Tandis qu’elle prononçait son nom, la tristesse quitta son regard et ses yeux verts se remirent à briller avec plus d’ardeur. Erendis repoussa le vieux livre et mit le bateau sur un support d’ivoire qui le tint en équilibre. Il ne s’agissait pas d’une quelconque maquette. L’art du détail transparaissait dans la voilure dont la toile semblait chatoyer malgré la faible lueur, le bois extrêmement clair de la coque renvoyait la lumière comme les plumes blanches des grands oiseaux de mer. Erendis laissa ses doigts courir de la proue à la poupe.

— Le Chat Blanc n’est plus ce qu’il était, même si son nom est encore craint et respecté. De trop longues années ont abîmé l’héritage de mes ancêtres. Des mains maladroites et inexpérimentées ont abîmé le travail centenaire de ceux qui m’ont précédé. Tout se perd, souffla-t-elle. Notre race a perdu de sa superbe. Les hommes ont grignoté petit à petit ce qu’il restait de nous, comme des mites et des rats affamés. Ils nous ont vénérés, puis haïs. Ils ont usurpé nos secrets et notre art sans être jamais capables de l’égaler. Et quand ils se sont sentis satisfaits, gorgés de savoirs et de connaissances, ils nous ont repoussés au sud, quand bien même ils ne voyaient pas que ce qu’ils détenaient n’était que des chimères difformes.

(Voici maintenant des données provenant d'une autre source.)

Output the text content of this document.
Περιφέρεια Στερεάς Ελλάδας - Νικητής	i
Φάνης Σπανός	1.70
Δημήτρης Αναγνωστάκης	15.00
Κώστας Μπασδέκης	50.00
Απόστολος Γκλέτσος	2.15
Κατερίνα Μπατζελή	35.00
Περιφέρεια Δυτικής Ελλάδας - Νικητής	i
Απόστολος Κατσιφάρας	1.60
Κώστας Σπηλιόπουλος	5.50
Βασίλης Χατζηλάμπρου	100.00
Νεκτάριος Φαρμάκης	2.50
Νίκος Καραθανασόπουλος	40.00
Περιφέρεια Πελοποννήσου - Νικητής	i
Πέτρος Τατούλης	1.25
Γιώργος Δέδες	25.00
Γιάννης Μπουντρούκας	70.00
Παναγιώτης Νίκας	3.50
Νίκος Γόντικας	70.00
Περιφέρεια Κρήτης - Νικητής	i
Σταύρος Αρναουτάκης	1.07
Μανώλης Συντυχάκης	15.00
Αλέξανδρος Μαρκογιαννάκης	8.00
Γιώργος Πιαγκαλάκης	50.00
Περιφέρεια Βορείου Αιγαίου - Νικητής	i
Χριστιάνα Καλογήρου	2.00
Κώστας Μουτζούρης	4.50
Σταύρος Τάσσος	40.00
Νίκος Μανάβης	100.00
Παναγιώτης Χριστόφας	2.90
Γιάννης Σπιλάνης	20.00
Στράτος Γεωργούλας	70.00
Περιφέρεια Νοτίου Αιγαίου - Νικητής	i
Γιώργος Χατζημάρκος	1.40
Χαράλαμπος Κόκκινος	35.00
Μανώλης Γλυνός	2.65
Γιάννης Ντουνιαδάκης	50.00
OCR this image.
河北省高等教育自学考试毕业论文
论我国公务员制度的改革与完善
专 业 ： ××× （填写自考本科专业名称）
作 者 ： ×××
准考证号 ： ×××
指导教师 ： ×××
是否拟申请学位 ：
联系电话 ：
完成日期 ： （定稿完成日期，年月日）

Délaissant le navire elle repoussa vivement sa robe pour dévoiler plus crûment le handicap qui l’affectait.

— Nous sommes trop peu nombreux aujourd’hui et les croisements avec des races inférieures ont amené la maladie dans nos lignages. Il en est parmi nous qui ne voient plus aucun espoir, alors qu’il existe encore une possibilité de retrouver notre grandeur d’antan. Il existe un moyen…

Du plat de la main, elle frappa l’épais grimoire sur le bureau. Une feuille tomba sur le sol aux pieds de Qewiel. Un bateau, elfique de par son architecture, y était dessiné. Le regard d’Erendis se perdit une nouvelle fois du côté de Belegaer.

— Il existait une carte dessinée par l’une des nôtres au temps où les hommes ne gouvernaient pas encore. Nous avons été spoliés par les hommes du sud et elle a disparu. Mais la rumeur gonfle qu’elle a été retrouvée dans les sables brûlants du désert. Si tu retrouves cette carte et que tu me la ramènes, elle sera le seul prix de ta liberté.

Erendis se rapprocha d’une des étroites ouvertures à l’ouest et chercha du regard le mât du Chat Blanc au-dehors. Le bateau s’esquiverait dans la nuit, le ventre gonflé de marchandises, de peaux et de laines, de pierres naines et de bois elfique que l’on ne trouvait que difficilement au-delà du Harad. Et d’un vieux secret, aussi vieux que les hommes eux-mêmes.